If you are wondering why this Layer 7 load balancer you might not have yet heard of is skipping over the sandbox level at the CNCF, it might be because Emissary Ingress is actually another popular project with a new name. Formerly known as Ambassador and created by Datawire, Emissary Ingress is the open source core behind the Ambassador Edge Stack, and has taken on a new identity, explained Ambassador Labs founder and CEO Richard Li.
With its contribution to the CNCF, the project hands over intellectual property rights, including trademark. But “we just couldn’t give the CNCF full rights to our company name,” said Li, “and so we just agreed the simplest thing to do is just to rename it, and ’emissary’ is a different type of ‘ambassador.'”
According to a press statement, Emissary Ingress is in use by companies such as Ticketmaster, Chick-Fil-A, and AppDirect, with reports of use cases “as high as 500,000 requests per second and jumps from 5 million users to 15 million in less than 10 minutes.” Emissary Ingress has actually been around in some form since 2014. Li explains that it came about shortly after Envoy creator Matt Klein spoke about building the Envoy proxy, also a CNCF project, at an early Microservices Practitioner Summit.
“We launched Ambassador built on Envoy for Kubernetes probably three or four months after his talk, because we saw that Envoy was really the future around proxies for the cloud native ecosystem,” said Li, “and we also saw that Kubernetes was the future and we knew that, logically, people were going to need to deploy Envoy on Kubernetes.”
Emissary Ingress is now just the second ingress controller to join the CNCF after VMWare‘s Contour, though Li says that Emissary Ingress has more functionality in the API gateway realm than Contour, which has just started to adopt those features.
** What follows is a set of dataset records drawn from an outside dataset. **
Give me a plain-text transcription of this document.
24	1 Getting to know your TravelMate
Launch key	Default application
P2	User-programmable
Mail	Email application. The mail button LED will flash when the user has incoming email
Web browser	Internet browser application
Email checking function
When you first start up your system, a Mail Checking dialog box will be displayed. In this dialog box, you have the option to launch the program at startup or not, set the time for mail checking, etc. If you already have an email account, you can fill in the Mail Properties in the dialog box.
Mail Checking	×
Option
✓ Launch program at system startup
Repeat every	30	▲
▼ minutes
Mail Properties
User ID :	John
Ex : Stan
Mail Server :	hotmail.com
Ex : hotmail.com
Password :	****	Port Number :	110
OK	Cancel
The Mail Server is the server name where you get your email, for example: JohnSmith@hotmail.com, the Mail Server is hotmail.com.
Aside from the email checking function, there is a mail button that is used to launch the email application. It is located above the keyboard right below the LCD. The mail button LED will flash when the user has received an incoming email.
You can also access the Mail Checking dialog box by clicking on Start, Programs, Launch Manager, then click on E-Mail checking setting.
An ingress controller, Emissary Ingress has “a very technical construct” that implements the Ingress Specification as defined by the Kubernetes Networking Working Group, whereas the API gateway is more of a superset of that functionality, taking that same north south traffic and performing functionality such as authentication and rate limiting, among other potential features, Li said.
Indeed, beyond the basic features of ingress, emissary-ingress also provides a number of features, such as integrations with Grafana, Prometheus, and Datadog, developer onboarding with a Developer Portal, Knative serverless integration, service mesh connectivity with Consul, Linkerd, and Istio, and progressive delivery with canary releases. Emissary Ingress also relies on Kubernetes for persistence, which gets rid of the need for a separate database and allows Kubernetes to restart Emissary Ingress when problems occur.
Li explained that there are several reasons for joining the CNCF around adoption, community building, and the neutral governance provided by the foundation.
“In the world of Ingress controllers and API gateways for Kubernetes, the way we see the world is, you want to build on Envoy proxy, you probably want to choose a CNCF based project because of the neutral governance and knowing that there’s a certain amount of traction required to get into the CNCF,” said Li. “We’d love to expand the group of folks who are working on it. That’s probably the biggest thing, just growing that community of both users as well as contributors and maintainers. We’ve had a lot of success working with other organizations around contributing functionality to Ambassador, they’ve been terrific, and we think just by being part of CNCF that other organizations will realize it’s not just an Ambassador Labs project.”
The Emissary Ingress roadmap includes adding support for Web Assembly (WASM) and caching APIs, but Li seems most interested in their collaboration with Argo on canary releases, progressive delivery, and merging native support for Emissary Ingress into Argo rollouts.
Beyond that, Li also said that they are working to support the Gateway API, a successor to the Ingress Specification, which he sees a lot of community interest around. The Gateway API is “a collection of resources that model service networking in Kubernetes” that “aim to evolve Kubernetes service networking through expressive, extensible, and role-oriented interfaces that are implemented by many vendors and have broad industry support.”
“There’s a lot of things in the Gateway API that make it much more flexible than the current Ingress specification,” said Li. “We’re excited to be working on that as well.”
The Cloud Native Computing Foundation and VMware are sponsors of The New Stack.